Be strong and try to imagine you are encountering this phrase for the first time in your life: variety is the spice of life. Think how rare spices were in England and the rest of Western Europe, how the wealthy paid extravagantly for products now in every grocery – nutmeg, cinnamon, black pepper, cumin and ginger. Stuck in the amber of cliché, the phrase once triggered salivation but has long since been coopted by advertisers, practitioners of phony bonhomie and those who live in fear of sameness and routine like spoiled children. My ear tells me the phrase in recent decades has taken on a hint of sexual suggestiveness, just as stag films used to be called “spicy” (even better, “naughty but nice”). The origin of the phrase is the first section of William Cowper’s once immensely popular long poem The Task (1784). As frequently happens, the phrase has been slightly misremembered. Cowper writes:

“Variety’s the very spice of life,
That gives it all its flavour. We have run
Through every change that Fancy at the loom,
Exhausted, has had genius to supply;
And, studious of mutation still, discard
A real elegance, a little used,
For monstrous novelty and strange disguise.”

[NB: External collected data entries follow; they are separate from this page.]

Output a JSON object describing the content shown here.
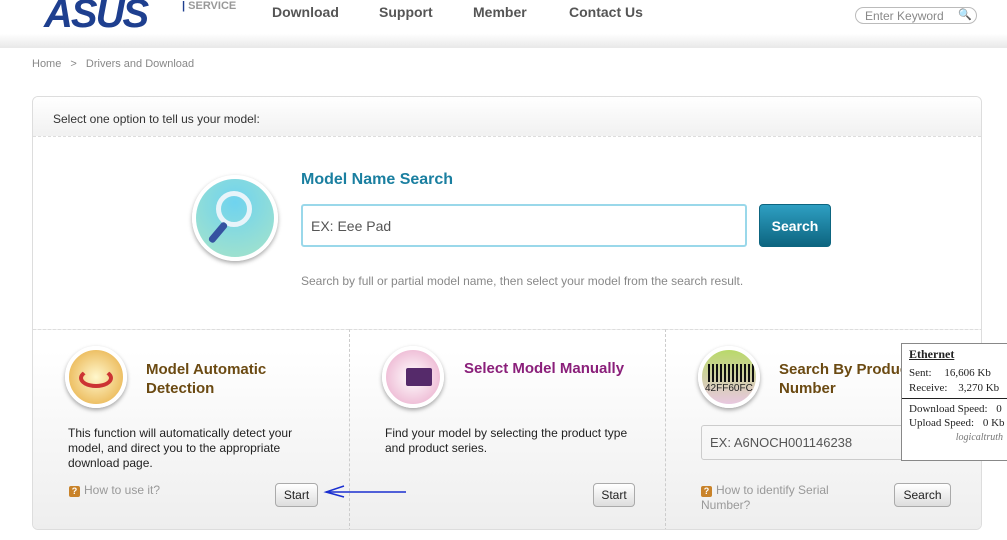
{
  "header": {
    "logo": "ASUS",
    "service": "SERVICE",
    "nav": [
      "Download",
      "Support",
      "Member",
      "Contact Us"
    ],
    "search_placeholder": "Enter Keyword"
  },
  "breadcrumb": {
    "home": "Home",
    "sep": ">",
    "current": "Drivers and Download"
  },
  "panel": {
    "prompt": "Select one option to tell us your model:"
  },
  "model_search": {
    "title": "Model Name Search",
    "placeholder": "EX: Eee Pad",
    "button": "Search",
    "hint": "Search by full or partial model name, then select your model from the search result."
  },
  "auto": {
    "title": "Model Automatic Detection",
    "desc": "This function will automatically detect your model, and direct you to the appropriate download page.",
    "help": "How to use it?",
    "button": "Start"
  },
  "manual": {
    "title": "Select Model Manually",
    "desc": "Find your model by selecting the product type and product series.",
    "button": "Start"
  },
  "serial": {
    "title": "Search By Product Number",
    "placeholder": "EX: A6NOCH001146238",
    "help": "How to identify Serial Number?",
    "button": "Search",
    "barcode_text": "42FF60FC"
  },
  "ethernet": {
    "title": "Ethernet",
    "sent_label": "Sent:",
    "sent": "16,606 Kb",
    "recv_label": "Receive:",
    "recv": "3,270 Kb",
    "dl_label": "Download Speed:",
    "dl": "0",
    "ul_label": "Upload Speed:",
    "ul": "0 Kb",
    "brand": "logicaltruth"
  },
  "colors": {
    "brand": "#1e3f8f",
    "accent": "#1a7fa0",
    "auto_title": "#6b4a12",
    "manual_title": "#8a1f7a"
  }
}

In context, Cowper is poking fun at life in the town as compared to the country. He satirizes the obsession of townspeople with the latest fashions in clothing. In a gentler key, Cowper presages Thoreau: “The head monkey at Paris puts on a traveler’s cap, and all the monkeys in America do the same.” Some forty lines later, Cowper writes:

“The earth was made so various, that the mind
Of desultory man, studious of change
And pleased with novelty, might be indulged.
Prospects, however lovely, may be seen
Till half their beauties fade; the weary sight,
Too well acquainted with their smiles, slides off
Fastidious, seeking less familiar scenes.”

At this point we ought to question our snobbery when it comes to at least some clichés. One is more forgiving of their presence in casual conversation than in journalism and contemporary poetry, where they are ubiquitous and largely unrecognized by their practitioners. “Variety is the spice of life” might be judged a benign cliché, a sort of folk poetry. The thought expressed certainly preexisted the cliché, as an egg preexists a chicken. There was a moment when almost every cliché was a shining, short-lived aperçu. The worst clichés are given and received deafly. They are ossified language, verbal holes plugged, lazy proxies for genuine communication, gestures in place of thoughts. Cowper left us other familiar phrases, almost proverbs, some later misremembered, that we have flattered by turning into clichés: “God moves in a mysterious way, / His wonders to perform,” “God made the country, and man made the town, “I am monarch of all I survey.”